Various types of debt consolidation exist including consolidation loans, home equity loans, home equity line of credit, debt settlement, credit counseling and bankruptcy. It is important to determine which type of consolidation plan is best suited for your situation and understand the risks involved.
Debt consolidation loans are one of the most popular choices. However, caution should be exercised when embarking on this route. Most consolidation loans are home equity loans. Using the equity in your home, a second loan is secured to pay off outstanding credit card debt and unsecured loans.
When unsecured loans are converted to a home equity loan, the terms of the note are extended. The majority of unsecured loans are generally paid over the duration of three to five years, while debt consolidation loans extend payments up to fifteen years. While it may appear to reduce debt, home equity loans can actually create a heavier financial burden. Additionally, they can jeopardize your ability to file bankruptcy at a later date. If you are unable to make your monthly payment, there is the possibility you could lose your home to foreclosure.

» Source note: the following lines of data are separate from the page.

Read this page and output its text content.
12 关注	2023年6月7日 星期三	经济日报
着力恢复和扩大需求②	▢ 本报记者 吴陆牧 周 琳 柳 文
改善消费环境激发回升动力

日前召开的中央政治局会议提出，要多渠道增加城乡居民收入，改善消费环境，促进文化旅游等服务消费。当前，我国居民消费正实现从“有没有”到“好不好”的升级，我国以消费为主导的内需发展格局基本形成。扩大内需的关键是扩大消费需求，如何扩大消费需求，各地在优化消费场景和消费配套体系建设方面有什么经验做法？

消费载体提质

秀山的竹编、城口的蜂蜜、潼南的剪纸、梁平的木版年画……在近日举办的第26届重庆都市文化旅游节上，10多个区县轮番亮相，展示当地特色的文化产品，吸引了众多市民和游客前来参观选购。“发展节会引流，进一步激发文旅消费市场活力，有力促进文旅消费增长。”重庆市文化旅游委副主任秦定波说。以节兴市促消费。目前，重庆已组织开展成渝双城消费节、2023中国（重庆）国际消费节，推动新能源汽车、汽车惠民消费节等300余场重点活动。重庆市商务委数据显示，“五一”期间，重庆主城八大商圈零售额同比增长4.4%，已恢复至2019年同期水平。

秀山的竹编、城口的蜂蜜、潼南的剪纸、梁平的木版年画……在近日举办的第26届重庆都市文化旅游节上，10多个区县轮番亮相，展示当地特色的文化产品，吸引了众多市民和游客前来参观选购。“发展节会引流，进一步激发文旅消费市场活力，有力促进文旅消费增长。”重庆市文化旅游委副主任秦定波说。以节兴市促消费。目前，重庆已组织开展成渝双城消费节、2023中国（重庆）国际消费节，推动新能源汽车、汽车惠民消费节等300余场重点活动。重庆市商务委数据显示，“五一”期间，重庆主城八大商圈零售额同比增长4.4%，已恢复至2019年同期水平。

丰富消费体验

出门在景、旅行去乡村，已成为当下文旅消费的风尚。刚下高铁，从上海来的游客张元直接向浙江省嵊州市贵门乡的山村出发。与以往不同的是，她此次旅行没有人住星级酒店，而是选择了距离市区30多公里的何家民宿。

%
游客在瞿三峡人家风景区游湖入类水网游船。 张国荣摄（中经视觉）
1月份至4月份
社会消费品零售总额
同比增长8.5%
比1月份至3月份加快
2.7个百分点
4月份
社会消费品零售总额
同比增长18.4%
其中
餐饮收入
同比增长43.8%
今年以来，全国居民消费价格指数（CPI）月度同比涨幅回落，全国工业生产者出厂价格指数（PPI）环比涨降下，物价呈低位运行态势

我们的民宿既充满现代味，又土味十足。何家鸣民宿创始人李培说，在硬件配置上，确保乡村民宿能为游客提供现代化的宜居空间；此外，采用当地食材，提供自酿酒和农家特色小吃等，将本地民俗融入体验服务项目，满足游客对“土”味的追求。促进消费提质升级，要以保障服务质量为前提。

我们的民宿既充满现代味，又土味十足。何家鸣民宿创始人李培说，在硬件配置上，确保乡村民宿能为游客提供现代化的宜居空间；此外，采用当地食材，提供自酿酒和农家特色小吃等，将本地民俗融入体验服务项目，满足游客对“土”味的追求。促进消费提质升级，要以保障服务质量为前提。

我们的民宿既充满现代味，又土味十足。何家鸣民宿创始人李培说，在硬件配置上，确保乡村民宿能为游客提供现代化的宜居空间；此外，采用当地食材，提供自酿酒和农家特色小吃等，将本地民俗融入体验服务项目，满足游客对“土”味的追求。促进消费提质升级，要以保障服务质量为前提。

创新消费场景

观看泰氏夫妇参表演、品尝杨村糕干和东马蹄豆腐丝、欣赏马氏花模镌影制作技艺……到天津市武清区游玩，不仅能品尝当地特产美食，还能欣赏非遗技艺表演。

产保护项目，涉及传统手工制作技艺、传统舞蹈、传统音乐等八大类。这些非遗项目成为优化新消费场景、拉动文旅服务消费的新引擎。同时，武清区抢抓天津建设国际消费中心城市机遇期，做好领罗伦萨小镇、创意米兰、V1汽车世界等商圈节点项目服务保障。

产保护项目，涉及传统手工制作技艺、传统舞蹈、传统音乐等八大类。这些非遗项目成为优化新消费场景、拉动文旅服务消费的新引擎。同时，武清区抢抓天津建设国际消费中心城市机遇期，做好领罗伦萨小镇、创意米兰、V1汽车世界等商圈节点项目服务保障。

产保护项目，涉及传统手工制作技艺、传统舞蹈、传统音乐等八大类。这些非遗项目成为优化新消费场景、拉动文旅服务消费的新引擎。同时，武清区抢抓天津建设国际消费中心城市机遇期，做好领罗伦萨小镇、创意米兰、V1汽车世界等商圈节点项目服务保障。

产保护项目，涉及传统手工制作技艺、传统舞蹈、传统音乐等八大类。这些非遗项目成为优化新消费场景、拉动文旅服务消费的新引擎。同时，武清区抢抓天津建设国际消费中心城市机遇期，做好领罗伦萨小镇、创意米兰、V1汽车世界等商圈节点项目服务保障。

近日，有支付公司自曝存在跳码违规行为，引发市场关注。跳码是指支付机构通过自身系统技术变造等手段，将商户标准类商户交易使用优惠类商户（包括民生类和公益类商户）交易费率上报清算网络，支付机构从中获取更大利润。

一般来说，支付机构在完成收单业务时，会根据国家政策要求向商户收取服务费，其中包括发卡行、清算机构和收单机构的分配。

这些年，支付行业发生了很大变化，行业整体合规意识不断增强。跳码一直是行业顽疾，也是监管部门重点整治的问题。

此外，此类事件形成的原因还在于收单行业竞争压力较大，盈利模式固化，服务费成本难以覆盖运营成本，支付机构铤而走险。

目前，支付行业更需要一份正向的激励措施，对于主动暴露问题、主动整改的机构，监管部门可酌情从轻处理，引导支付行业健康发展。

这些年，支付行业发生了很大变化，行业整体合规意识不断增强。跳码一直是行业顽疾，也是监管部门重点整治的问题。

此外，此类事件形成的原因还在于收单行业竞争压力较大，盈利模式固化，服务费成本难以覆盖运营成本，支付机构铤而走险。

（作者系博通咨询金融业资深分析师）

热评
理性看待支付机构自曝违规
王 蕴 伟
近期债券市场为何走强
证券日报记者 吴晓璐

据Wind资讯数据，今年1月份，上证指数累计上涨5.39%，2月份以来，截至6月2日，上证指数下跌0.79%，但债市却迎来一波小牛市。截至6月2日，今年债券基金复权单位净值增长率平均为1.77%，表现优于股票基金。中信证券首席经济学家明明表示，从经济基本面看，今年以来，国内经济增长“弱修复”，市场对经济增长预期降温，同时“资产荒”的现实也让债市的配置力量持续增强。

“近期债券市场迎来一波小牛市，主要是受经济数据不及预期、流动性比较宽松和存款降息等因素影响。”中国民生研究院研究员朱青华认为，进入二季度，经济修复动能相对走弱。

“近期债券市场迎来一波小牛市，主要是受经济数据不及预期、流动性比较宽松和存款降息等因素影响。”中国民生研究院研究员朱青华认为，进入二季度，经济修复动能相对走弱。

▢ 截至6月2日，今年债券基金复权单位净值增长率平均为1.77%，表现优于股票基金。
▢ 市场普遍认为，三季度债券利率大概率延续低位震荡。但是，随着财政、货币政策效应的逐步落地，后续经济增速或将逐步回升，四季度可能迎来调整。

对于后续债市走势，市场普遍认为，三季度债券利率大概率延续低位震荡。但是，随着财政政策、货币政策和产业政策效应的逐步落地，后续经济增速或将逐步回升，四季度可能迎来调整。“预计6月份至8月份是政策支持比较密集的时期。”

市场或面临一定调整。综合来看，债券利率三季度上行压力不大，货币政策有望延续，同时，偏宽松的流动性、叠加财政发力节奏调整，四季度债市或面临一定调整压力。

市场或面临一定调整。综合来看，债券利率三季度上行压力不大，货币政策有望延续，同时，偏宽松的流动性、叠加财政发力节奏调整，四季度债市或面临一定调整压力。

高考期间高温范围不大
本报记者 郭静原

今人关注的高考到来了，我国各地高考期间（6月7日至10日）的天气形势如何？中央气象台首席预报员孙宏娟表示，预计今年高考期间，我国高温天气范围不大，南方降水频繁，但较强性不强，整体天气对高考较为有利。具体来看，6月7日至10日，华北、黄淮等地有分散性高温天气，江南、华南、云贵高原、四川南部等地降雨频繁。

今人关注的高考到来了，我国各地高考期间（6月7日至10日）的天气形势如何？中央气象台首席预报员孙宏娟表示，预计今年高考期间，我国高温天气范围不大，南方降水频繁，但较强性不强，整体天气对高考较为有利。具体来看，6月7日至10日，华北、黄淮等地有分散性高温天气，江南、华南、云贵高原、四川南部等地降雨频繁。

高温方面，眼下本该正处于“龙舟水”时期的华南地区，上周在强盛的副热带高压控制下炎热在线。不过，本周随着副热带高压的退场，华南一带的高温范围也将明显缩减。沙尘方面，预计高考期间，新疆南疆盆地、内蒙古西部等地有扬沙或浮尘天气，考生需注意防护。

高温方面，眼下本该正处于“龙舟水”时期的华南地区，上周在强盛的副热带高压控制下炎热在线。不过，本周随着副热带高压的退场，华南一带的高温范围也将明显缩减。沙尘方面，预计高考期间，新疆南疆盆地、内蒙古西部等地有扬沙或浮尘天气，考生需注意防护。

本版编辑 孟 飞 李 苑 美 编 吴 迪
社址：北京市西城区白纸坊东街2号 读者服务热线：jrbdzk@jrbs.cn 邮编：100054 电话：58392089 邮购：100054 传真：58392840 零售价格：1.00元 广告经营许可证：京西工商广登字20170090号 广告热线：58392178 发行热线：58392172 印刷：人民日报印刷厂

Debt settlement is oftentimes used as an alternative to bankruptcy. Depending on the creditor and amount of outstanding debt, you might be able to negotiate debt settlement deals on your own. The process involves contacting the lender and explaining you are encountering financial hardship and considering bankruptcy.
The primary goal is to negotiate with creditors to pay less than is owed. In order to successfully negotiate debt settlement, you need to be prepared to pay a lump sum payment within a specific timeframe. If the creditor is unwilling to negotiate, you may need to hire an attorney or work with a debt settlement company. While you will have the added expense of retaining their services, debt settlement can reduce outstanding debts by as much as 50-percent.
Credit counseling is an affordable alternative that can help you regain control of your finances through education and negotiation of debt. Credit counselors will review your financial situation and make recommendations to help you get back on track. Established credit counseling agencies are usually well-connected within the credit industry and can assist in debt negotiations. Oftentimes, credit counselors can help you obtain lower interest rates, eliminate late fees and negotiate outstanding balances.
Filing personal bankruptcy should be used as a last resort. Personal bankruptcy includes Chapter 7 and Chapter 13. Chapter 7 requires liquidation of all non-exempt assets, while Chapter 13 bankruptcy offers reorganization of debt using a repayment plan. Both bankruptcy chapters require the debtor to obtain credit counseling prior to filing. Filing bankruptcy is exceptionally detrimental to your credit and remains on your credit report for ten years.